ABF 2 N°44 rect. (ARTICLE ADDITIONNEL APRÈS ARTICLE 1ER)


Il s’agit d’un amendement de repli qui vise à permettre l’accès des policiers municipaux – a minima malheureusement – au seul fichier des objets et des véhicules signalés. Recommandation de la Cour des Comptes, ce serait un premier pas fortement apprécié par nos policiers municipaux. Parce que la police municipale est un maillon essentiel dans la lutte contre toutes les formes d’insécurité, elle doit aujourd’hui gagner en autonomie.

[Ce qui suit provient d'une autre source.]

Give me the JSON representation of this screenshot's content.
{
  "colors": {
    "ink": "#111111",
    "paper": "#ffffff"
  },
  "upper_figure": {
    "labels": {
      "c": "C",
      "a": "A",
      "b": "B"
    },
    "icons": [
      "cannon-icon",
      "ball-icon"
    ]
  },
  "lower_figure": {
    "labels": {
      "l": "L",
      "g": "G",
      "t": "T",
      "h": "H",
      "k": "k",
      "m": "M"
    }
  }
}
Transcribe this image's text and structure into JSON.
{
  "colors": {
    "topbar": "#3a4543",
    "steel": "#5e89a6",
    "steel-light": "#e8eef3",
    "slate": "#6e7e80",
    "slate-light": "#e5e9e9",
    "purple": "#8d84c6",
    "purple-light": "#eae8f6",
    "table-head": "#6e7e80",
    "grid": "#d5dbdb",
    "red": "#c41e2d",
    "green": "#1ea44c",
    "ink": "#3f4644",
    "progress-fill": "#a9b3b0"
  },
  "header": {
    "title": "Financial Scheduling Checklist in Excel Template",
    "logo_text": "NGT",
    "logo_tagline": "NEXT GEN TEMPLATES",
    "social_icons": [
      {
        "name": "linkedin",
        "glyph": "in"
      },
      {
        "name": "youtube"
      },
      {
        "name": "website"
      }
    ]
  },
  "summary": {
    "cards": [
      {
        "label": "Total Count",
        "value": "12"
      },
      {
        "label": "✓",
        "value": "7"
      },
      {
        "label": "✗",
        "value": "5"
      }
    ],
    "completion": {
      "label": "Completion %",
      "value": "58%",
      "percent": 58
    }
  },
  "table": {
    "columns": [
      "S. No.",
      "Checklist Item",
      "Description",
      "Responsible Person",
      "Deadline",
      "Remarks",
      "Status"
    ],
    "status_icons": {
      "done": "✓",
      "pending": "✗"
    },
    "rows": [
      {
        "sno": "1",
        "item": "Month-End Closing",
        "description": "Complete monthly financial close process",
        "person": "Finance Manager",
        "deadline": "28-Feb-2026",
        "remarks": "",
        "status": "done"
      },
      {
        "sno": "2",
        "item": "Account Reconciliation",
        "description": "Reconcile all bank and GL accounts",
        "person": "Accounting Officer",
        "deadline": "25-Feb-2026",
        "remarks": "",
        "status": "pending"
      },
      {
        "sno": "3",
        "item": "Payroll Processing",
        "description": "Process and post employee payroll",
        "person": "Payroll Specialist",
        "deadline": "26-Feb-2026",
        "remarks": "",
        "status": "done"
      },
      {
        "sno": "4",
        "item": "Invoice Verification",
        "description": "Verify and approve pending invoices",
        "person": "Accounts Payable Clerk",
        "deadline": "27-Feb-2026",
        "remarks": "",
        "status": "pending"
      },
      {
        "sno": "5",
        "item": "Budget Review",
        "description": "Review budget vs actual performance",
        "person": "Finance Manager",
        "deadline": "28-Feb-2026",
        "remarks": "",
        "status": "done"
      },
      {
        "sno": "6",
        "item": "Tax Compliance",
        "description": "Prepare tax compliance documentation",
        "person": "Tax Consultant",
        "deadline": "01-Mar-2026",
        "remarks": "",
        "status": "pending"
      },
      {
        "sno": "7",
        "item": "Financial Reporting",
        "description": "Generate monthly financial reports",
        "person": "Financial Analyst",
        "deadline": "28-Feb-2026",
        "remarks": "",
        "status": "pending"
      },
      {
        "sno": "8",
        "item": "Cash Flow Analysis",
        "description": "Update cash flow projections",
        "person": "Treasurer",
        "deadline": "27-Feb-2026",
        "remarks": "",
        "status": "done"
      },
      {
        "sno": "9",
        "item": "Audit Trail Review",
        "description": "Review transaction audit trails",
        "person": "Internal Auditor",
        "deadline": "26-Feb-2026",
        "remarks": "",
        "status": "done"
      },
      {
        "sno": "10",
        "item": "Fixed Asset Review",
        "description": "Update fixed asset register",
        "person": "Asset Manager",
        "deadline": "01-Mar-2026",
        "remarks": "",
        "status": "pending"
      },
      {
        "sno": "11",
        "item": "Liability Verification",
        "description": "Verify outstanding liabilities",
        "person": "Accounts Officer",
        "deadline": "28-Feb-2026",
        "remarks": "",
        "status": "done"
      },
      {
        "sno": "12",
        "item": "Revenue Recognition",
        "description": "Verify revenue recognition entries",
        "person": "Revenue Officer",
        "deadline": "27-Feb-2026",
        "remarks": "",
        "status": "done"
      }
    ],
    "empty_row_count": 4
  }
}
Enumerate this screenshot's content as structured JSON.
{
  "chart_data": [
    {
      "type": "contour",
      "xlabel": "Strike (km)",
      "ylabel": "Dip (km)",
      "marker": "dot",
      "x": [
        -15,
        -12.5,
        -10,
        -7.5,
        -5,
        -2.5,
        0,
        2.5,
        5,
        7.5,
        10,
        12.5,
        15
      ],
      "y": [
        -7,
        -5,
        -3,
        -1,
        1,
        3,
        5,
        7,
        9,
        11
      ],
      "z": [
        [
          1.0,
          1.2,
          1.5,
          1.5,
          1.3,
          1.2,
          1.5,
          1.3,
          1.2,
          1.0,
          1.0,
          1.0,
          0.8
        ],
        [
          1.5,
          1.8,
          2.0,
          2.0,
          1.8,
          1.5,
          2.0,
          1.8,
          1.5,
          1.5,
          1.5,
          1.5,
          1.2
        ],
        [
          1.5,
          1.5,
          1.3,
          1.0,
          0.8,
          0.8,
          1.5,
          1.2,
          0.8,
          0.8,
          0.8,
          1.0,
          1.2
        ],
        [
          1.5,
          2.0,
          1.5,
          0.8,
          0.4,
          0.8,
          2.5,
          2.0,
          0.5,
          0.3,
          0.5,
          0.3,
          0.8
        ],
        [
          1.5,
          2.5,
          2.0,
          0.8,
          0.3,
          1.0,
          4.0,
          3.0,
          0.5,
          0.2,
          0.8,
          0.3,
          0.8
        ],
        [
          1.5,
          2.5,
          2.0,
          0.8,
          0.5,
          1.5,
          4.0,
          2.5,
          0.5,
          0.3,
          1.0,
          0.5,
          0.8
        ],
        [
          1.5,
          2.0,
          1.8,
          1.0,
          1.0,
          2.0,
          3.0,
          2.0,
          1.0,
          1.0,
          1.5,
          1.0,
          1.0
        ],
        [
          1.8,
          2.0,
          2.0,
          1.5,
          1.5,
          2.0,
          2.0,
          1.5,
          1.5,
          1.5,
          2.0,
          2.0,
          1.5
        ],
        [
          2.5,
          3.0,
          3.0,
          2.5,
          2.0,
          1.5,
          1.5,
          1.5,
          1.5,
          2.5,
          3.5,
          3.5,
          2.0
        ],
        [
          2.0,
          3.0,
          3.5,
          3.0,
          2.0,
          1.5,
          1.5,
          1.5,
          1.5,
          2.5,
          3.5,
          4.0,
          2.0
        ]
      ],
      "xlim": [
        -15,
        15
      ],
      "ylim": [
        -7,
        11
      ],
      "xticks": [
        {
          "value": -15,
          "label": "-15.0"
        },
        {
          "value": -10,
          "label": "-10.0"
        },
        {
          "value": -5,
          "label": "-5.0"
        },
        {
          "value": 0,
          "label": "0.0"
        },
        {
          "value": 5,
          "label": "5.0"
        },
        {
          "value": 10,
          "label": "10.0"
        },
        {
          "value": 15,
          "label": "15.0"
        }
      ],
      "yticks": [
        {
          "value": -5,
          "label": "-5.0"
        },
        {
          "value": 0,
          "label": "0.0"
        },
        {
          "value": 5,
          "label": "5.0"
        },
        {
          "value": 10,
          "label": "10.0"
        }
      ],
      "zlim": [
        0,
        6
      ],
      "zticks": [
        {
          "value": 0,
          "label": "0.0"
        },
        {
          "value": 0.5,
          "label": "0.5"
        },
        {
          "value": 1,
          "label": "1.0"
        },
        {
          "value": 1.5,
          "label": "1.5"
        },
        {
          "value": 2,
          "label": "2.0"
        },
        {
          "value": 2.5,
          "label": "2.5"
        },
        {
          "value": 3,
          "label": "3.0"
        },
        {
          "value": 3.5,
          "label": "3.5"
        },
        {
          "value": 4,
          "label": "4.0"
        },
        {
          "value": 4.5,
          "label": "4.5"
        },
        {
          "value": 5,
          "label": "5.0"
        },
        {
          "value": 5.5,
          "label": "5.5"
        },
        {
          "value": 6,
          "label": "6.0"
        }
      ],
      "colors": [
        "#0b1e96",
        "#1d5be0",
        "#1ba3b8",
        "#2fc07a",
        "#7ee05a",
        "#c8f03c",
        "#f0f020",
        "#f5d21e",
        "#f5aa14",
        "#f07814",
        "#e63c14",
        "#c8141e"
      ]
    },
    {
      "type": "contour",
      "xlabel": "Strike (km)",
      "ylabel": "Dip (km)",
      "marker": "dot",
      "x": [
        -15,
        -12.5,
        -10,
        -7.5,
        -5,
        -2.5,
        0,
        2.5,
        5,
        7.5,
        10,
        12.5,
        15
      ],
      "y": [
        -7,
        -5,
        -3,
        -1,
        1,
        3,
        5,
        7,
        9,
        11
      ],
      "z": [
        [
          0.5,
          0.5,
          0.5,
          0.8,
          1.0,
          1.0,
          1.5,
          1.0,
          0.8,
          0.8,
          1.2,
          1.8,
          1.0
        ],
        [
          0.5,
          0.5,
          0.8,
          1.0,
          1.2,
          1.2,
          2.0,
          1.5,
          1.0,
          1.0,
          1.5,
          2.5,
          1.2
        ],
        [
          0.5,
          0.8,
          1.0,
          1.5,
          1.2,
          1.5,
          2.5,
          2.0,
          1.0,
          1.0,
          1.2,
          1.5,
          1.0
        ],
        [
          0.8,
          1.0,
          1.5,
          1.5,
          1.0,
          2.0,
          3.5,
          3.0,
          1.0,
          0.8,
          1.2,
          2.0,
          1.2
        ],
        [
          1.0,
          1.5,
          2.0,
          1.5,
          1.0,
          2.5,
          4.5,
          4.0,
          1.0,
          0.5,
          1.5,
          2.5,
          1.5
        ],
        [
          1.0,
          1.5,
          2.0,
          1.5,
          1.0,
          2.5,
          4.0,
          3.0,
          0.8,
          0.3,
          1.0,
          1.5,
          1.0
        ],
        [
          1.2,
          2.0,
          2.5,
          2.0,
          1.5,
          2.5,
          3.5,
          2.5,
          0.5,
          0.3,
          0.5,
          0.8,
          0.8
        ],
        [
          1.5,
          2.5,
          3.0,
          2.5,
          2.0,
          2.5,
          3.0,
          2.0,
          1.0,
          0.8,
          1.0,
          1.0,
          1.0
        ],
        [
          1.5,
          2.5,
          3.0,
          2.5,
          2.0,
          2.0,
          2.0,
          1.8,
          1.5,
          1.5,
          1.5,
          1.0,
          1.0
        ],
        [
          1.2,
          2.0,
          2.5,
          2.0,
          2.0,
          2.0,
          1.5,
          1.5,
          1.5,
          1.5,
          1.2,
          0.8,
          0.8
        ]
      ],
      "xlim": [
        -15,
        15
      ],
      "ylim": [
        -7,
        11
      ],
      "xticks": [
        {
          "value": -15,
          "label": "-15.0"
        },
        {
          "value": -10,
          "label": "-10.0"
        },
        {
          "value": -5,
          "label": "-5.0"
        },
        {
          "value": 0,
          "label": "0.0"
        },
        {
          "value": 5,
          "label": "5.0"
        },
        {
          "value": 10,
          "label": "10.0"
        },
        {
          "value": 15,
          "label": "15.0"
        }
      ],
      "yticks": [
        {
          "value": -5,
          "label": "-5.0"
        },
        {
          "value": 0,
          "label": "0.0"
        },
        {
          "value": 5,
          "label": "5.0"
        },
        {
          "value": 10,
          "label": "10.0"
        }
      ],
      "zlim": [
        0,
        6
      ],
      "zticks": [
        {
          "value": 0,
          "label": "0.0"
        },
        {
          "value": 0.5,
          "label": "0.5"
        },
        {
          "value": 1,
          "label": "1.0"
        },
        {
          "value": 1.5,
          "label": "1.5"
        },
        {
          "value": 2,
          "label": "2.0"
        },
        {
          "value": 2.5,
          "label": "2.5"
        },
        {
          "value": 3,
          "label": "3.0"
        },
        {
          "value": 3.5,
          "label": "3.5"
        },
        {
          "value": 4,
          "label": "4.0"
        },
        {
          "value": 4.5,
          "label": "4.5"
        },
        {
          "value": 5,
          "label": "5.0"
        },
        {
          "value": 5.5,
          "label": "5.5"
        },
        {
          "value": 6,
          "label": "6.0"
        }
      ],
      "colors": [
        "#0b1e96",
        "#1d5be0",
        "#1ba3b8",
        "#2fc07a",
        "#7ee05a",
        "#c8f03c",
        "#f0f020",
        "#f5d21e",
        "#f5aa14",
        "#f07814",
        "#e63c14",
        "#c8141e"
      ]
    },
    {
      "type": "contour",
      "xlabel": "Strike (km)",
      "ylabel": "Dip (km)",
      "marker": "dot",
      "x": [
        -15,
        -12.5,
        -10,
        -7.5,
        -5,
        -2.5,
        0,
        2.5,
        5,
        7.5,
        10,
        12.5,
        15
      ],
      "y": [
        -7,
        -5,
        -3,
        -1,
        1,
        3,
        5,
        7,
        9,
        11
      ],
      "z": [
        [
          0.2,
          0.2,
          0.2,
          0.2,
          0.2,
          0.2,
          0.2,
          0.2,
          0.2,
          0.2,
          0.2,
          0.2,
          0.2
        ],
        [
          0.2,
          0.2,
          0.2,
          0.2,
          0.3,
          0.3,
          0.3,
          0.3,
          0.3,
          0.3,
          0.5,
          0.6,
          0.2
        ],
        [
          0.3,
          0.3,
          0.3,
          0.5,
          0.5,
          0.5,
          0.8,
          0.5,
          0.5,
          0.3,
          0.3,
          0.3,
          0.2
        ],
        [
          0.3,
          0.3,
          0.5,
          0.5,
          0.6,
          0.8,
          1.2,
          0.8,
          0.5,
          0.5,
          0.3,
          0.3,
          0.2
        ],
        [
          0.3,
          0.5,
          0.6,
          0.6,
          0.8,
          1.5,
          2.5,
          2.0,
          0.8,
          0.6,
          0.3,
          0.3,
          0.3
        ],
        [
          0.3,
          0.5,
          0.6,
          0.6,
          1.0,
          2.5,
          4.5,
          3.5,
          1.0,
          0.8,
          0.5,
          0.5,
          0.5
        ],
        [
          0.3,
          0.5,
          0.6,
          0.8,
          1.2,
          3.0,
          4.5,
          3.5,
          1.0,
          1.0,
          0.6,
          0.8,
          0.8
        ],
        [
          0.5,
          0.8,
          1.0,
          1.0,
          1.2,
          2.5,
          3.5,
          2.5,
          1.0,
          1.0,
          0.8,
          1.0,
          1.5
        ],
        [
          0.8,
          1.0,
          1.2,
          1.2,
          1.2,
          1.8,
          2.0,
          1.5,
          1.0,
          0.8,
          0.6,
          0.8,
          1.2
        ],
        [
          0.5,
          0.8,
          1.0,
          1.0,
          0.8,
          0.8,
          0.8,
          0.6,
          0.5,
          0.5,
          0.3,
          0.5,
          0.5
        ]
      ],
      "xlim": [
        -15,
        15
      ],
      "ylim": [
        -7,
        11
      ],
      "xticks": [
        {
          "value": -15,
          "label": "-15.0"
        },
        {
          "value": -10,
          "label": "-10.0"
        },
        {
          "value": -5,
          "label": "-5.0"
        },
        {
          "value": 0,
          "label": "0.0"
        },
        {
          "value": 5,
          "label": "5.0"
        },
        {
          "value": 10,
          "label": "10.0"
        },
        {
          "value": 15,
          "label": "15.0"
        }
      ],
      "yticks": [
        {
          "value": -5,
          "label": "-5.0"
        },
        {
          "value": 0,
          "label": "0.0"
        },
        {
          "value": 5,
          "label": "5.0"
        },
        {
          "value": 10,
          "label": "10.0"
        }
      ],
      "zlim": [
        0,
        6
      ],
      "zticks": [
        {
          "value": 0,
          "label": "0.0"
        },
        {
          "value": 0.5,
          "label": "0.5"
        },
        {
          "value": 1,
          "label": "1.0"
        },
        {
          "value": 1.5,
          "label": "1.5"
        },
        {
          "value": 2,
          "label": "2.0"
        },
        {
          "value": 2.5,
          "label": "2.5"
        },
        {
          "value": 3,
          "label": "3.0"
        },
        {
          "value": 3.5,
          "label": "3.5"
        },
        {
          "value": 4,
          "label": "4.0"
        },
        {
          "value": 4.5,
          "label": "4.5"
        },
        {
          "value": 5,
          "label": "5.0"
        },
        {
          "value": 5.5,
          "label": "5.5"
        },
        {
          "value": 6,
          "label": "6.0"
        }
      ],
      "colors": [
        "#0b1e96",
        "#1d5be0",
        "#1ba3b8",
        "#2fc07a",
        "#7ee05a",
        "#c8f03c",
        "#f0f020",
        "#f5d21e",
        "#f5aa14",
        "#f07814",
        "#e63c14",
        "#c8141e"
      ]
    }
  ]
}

ABF 4 N°46 (ARTICLE ADDITIONNEL APRÈS ARTICLE 1ER)


Cet amendement vise à habiliter les agents de police municipale à réaliser des contrôles d’identité, afin d’améliorer la sécurité de nos concitoyens et renforcer leur confiance en l’État. Le rapport de la Commission des Lois du Sénat sur les polices municipales énonçait déjà en 217 que, je cite, « cette limite aux attributions des agents de police municipale peut susciter des difficultés dans la mise en œuvre de leurs missions ». Ainsi, constatant chaque jour l’implication de l’échelon local dans la sécurité du quotidien, il serait opportun de faire évoluer la loi sur le sujet.


ABF 5 N°47 Rect. (ARTICLE ADDITIONNEL APRÈS ARTICLE 1ER)


Les collectivités territoriales sont en première ligne de chaque crise ; sanitaire, économique, migratoire… Et qu’engendre une période de crise si ce n’est une montée de la violence et des violences quotidiennes. Les policiers municipaux sont sur le terrain chaque jour et servent avec honneur l’ensemble des missions présentes et certainement à venir. Toutefois, il est indéniable que l’élargissement des compétences dévolues à la police municipale par ce premier article risque de peser significativement sur les finances locales. Cet amendement demande au Gouvernement de remettre au Parlement 6 mois avant la fin de l’expérimentation prévue à l’article 1er un rapport mesurant l’impact d’une telle expérimentation et les mesures d’accompagnement prévues pour permettre sa pérennisation.


ABF 9 N°51 (Article 10)


Toute personne condamnée pour acte de rébellion ou outrage envers les forces de l’ordre ne peut exercer de mission de sécurité privée. Il est en effet impensable pour nos forces de l’ordre que des agents de sécurité privée puissent avoir été condamnées pour des actes répréhensibles à leur égard. Plus qu’une interdiction de bon sens, cet amendement propose une juste limite à l’accès aux missions, qu’elles soient publiques ou privées, de sécurité.


ABF 6 N°48 (ARTICLE 23)


Cet amendement fera consensus auprès de tous mes collègues, quel que soit leur bord politique j’en suis certaine. Il vise à citer explicitement que les militaires réquisitionnés sur le territoire national pour garantir la sécurité de tous les français face aux attaques terroristes bénéficie également des dispositions du nouvel article L.721-1-2 du code de procédure pénale.


ABF 7 N°49 (ARTICLE ADDITIONNEL APRÈS ARTICLE 23)


L’apologie et la provocation à des actes terroristes ne doivent bénéficier d’aucune clémence de la part du législateur. La liberté d’expression, souvent avancée comme argument, ne doit pas se mouvoir en droit à la haine. Cet amendement vise exclure les actes précités du bénéfice des crédits de réduction de peine mentionnés à l’article L.721 du code de procédure pénale.